Zunächst schottet der Baum die verletzten Stellen ab, noch bevor die eigentliche Überwallung mit Rindengewebe vom Rand her einsetzt: Die betroffene Stelle stirbt oberflächlich ab (verfärbt sich dabei braun) und schützt dadurch das dahinterliegende, gesunde Holz. Diesen Abschottungsprozess nennt man Kompartimentierung.
Bei Nadelbäumen kommt zudem Harz ins Spiel, das an der betreffenden Stelle austritt und das Holz dank seiner antiseptischen Wirkung vor Pilzeintritten schützt.

Wichtig zu verstehen ist die Tatsache, dass eine Baumwunde nicht „heilt“, wie wir es von Verletzungen bei uns kennen. Sie wird lediglich nach innen abgeschottet und nach außen hin überwallt – das aber sehr effektiv.

Was sind gute und und schlechte Kompartimentierer?

Ist die Schnittstelle jedoch zu groß, genügen selbst die Schutzmechanismen des Baumes nicht mehr.
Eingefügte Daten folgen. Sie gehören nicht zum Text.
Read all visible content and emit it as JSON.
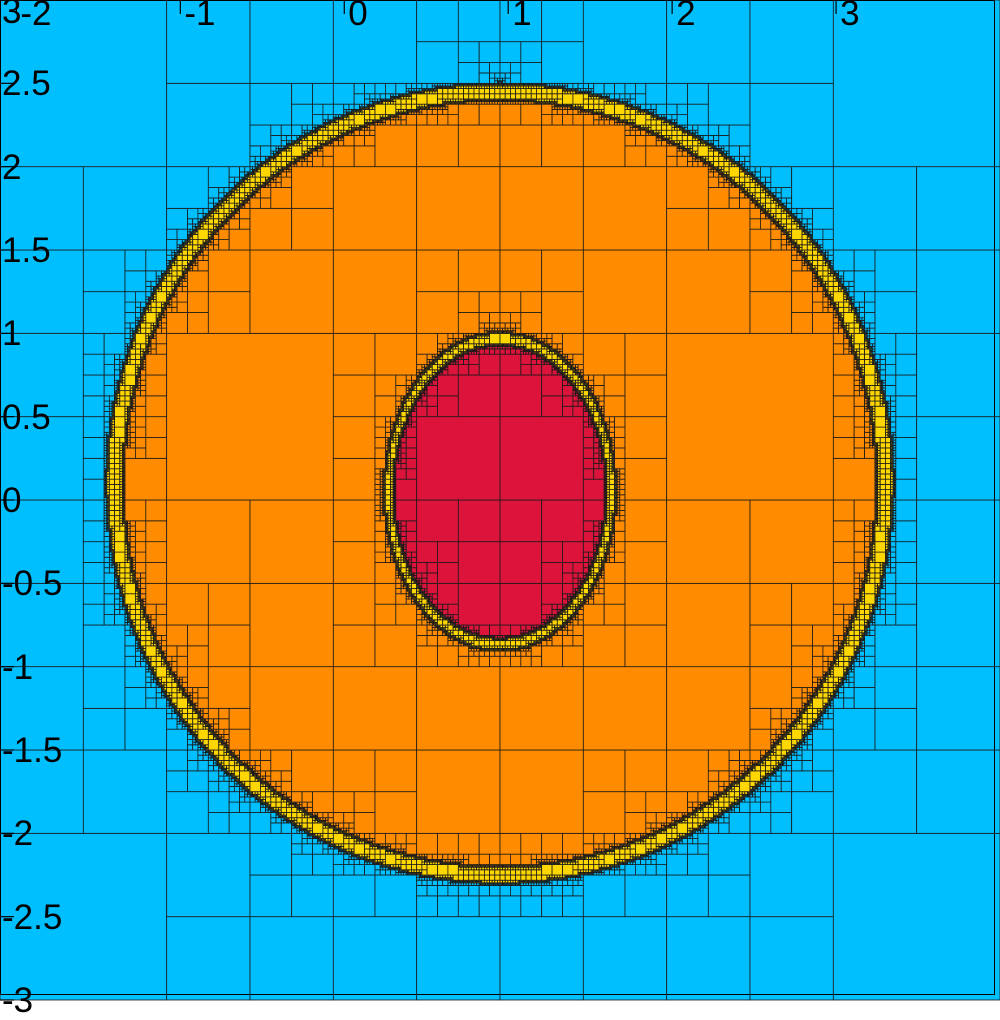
{
  "chart_data": {
    "type": "heatmap",
    "description_grid": "adaptive quadtree mesh",
    "x_axis": {
      "range": [
        -2,
        4
      ],
      "ticks": [
        "-2",
        "-1",
        "0",
        "1",
        "2",
        "3"
      ]
    },
    "y_axis": {
      "range": [
        -3,
        3
      ],
      "ticks": [
        "3",
        "2.5",
        "2",
        "1.5",
        "1",
        "0.5",
        "0",
        "-0.5",
        "-1",
        "-1.5",
        "-2",
        "-2.5",
        "-3"
      ]
    },
    "ranges": {
      "x": {
        "min": -2.1,
        "max": 4.0
      },
      "y": {
        "min": -3.0,
        "max": 3.0
      }
    },
    "levels": [
      {
        "color": "#00bfff"
      },
      {
        "color": "#ffd700"
      },
      {
        "color": "#ff8c00"
      },
      {
        "color": "#dc143c"
      }
    ],
    "field": {
      "outer_center": [
        0.95,
        0.1
      ],
      "outer_radius": 2.3,
      "inner_center": [
        0.95,
        0.05
      ],
      "inner_rx": 0.65,
      "inner_ry": 0.88
    },
    "grid": true
  }
}
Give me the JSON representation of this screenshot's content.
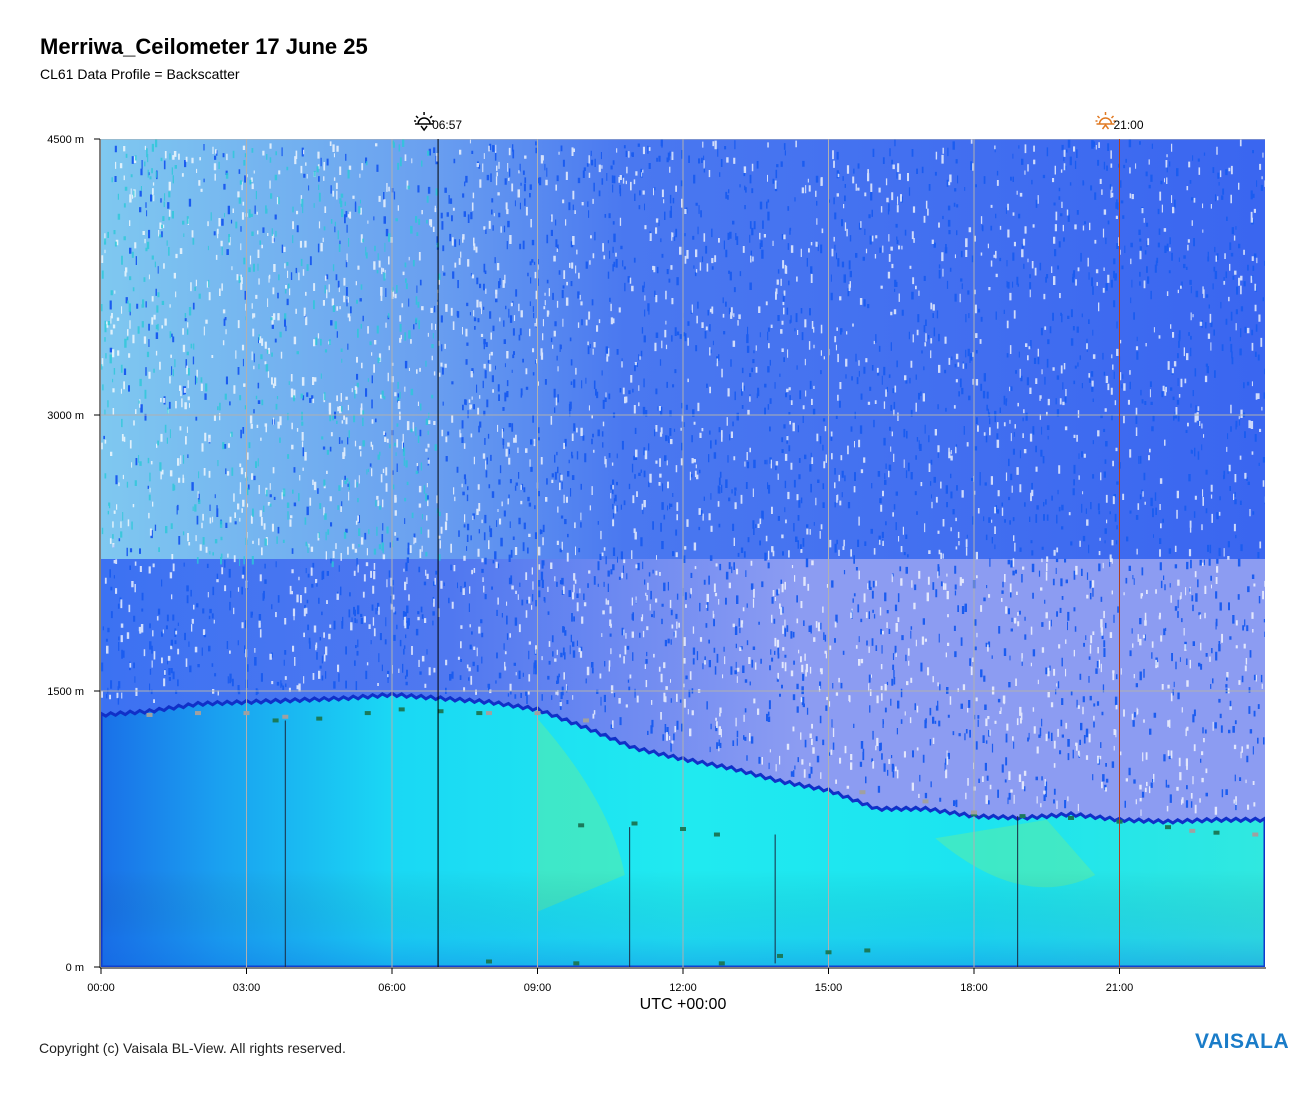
{
  "header": {
    "title": "Merriwa_Ceilometer 17 June 25",
    "subtitle": "CL61 Data Profile = Backscatter"
  },
  "footer": {
    "copyright": "Copyright (c) Vaisala BL-View. All rights reserved.",
    "logo": "VAISALA"
  },
  "colors": {
    "background_noise_blue": "#1a5cf0",
    "noise_cyan": "#2ac8d8",
    "lavender": "#8fa0f0",
    "cloud_cyan": "#1ae8f0",
    "cloud_green": "#5af0a8",
    "deep_blue": "#1060e0",
    "layer_green": "#1a7a5a",
    "layer_grey": "#a0a0a0",
    "sunrise_line": "#000000",
    "sunset_line": "#b04020",
    "logo": "#1a7cc8"
  },
  "chart_data": {
    "type": "heatmap",
    "variable": "Backscatter",
    "xlabel": "UTC +00:00",
    "ylabel": "",
    "xlim": [
      0,
      24
    ],
    "ylim": [
      0,
      4500
    ],
    "x_ticks": [
      {
        "value": 0,
        "label": "00:00"
      },
      {
        "value": 3,
        "label": "03:00"
      },
      {
        "value": 6,
        "label": "06:00"
      },
      {
        "value": 9,
        "label": "09:00"
      },
      {
        "value": 12,
        "label": "12:00"
      },
      {
        "value": 15,
        "label": "15:00"
      },
      {
        "value": 18,
        "label": "18:00"
      },
      {
        "value": 21,
        "label": "21:00"
      }
    ],
    "y_ticks": [
      {
        "value": 0,
        "label": "0 m"
      },
      {
        "value": 1500,
        "label": "1500 m"
      },
      {
        "value": 3000,
        "label": "3000 m"
      },
      {
        "value": 4500,
        "label": "4500 m"
      }
    ],
    "grid": true,
    "markers": [
      {
        "name": "sunrise",
        "time": 6.95,
        "label": "06:57",
        "icon": "sunrise-icon"
      },
      {
        "name": "sunset",
        "time": 21.0,
        "label": "21:00",
        "icon": "sunset-icon"
      }
    ],
    "boundary_layer_top": [
      [
        0.0,
        1370
      ],
      [
        1.0,
        1390
      ],
      [
        2.0,
        1430
      ],
      [
        3.0,
        1440
      ],
      [
        4.0,
        1450
      ],
      [
        5.0,
        1460
      ],
      [
        6.0,
        1480
      ],
      [
        7.0,
        1460
      ],
      [
        8.0,
        1440
      ],
      [
        9.0,
        1400
      ],
      [
        10.0,
        1300
      ],
      [
        11.0,
        1190
      ],
      [
        12.0,
        1130
      ],
      [
        13.0,
        1080
      ],
      [
        14.0,
        1010
      ],
      [
        15.0,
        960
      ],
      [
        16.0,
        860
      ],
      [
        17.0,
        860
      ],
      [
        18.0,
        820
      ],
      [
        19.0,
        810
      ],
      [
        20.0,
        830
      ],
      [
        21.0,
        800
      ],
      [
        22.0,
        790
      ],
      [
        23.0,
        800
      ],
      [
        24.0,
        800
      ]
    ],
    "cloud_layers": [
      {
        "name": "green",
        "points": [
          [
            3.6,
            1340
          ],
          [
            4.5,
            1350
          ],
          [
            5.5,
            1380
          ],
          [
            6.2,
            1400
          ],
          [
            7.0,
            1390
          ],
          [
            7.8,
            1380
          ],
          [
            9.9,
            770
          ],
          [
            11.0,
            780
          ],
          [
            12.0,
            750
          ],
          [
            12.7,
            720
          ],
          [
            8.0,
            30
          ],
          [
            9.8,
            20
          ],
          [
            12.8,
            20
          ],
          [
            14.0,
            60
          ],
          [
            15.0,
            80
          ],
          [
            15.8,
            90
          ],
          [
            18.0,
            830
          ],
          [
            19.0,
            820
          ],
          [
            20.0,
            810
          ],
          [
            21.0,
            790
          ],
          [
            22.0,
            760
          ],
          [
            23.0,
            730
          ]
        ]
      },
      {
        "name": "grey",
        "points": [
          [
            1.0,
            1370
          ],
          [
            2.0,
            1380
          ],
          [
            3.0,
            1380
          ],
          [
            3.8,
            1360
          ],
          [
            8.0,
            1380
          ],
          [
            9.0,
            1380
          ],
          [
            10.0,
            1340
          ],
          [
            15.7,
            950
          ],
          [
            17.0,
            900
          ],
          [
            18.0,
            840
          ],
          [
            22.5,
            740
          ],
          [
            23.8,
            720
          ]
        ]
      }
    ]
  }
}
Die Definition „zu groß“ hängt dabei von der Baumart ab, denn unter den Gehölzen gibt es gute und schlechte Kompartimentierer.

Gute Kompartimentierer sind z. B. Ahorn, Buche, Eiche, Hainbuche, Ulme, Linde, Platane und Kiefer. Bei diesen effektiv abschottenden Baumarten können Äste mit max. 10 cm Durchmesser geschnitten werden.

Schwächere Abschottungsreaktionen
zeigen hingegen Obstbäume, Walnuss, Birke, Esche, Kastanie, Kirsche, Pappel, Weide, Silber-Ahorn und Fichte. Bei ihnen sind lediglich kleinere Schnittmaßnahmen bis max. 5 cm Astdurchmesser zu empfehlen. Häufig genügt die Einkürzung der Krone im Schwachastbereich, anstelle der Entnahme eines Stark­astes.

Die Lösung: fachgerecht schneiden!

Die Folge unfachgerechter Schnittmaßnahmen können drastisch sein: Nicht nur die Lebensdauer des Baumes sinkt, auch die Bruchgefahr steigt, was wiederum die Verkehrssicherheit verringert. Schnittmaßnahmen sollten daher nur mit Bedacht, zum richtigen Zeitpunkt (während der Vegetationsperiode zwischen April und August, da die physiologische Aktivität der Gehölze wichtig für eine rasche Abschottung ist) und fachgerecht ausgeführt werden (z. B. mit sauberen, glatten Wundrändern, die rascher überwallt werden können).

Achten Sie beim Schnitt zudem darauf, dass keine Aststümpfe stehen bleiben. Diese Stümpfe können vom Baum nicht mehr ausreichend versorgt werden und schwächen ihn. Dann erübrigt sich auch die Anwendung sogenannter „Wundverschlussmittel“.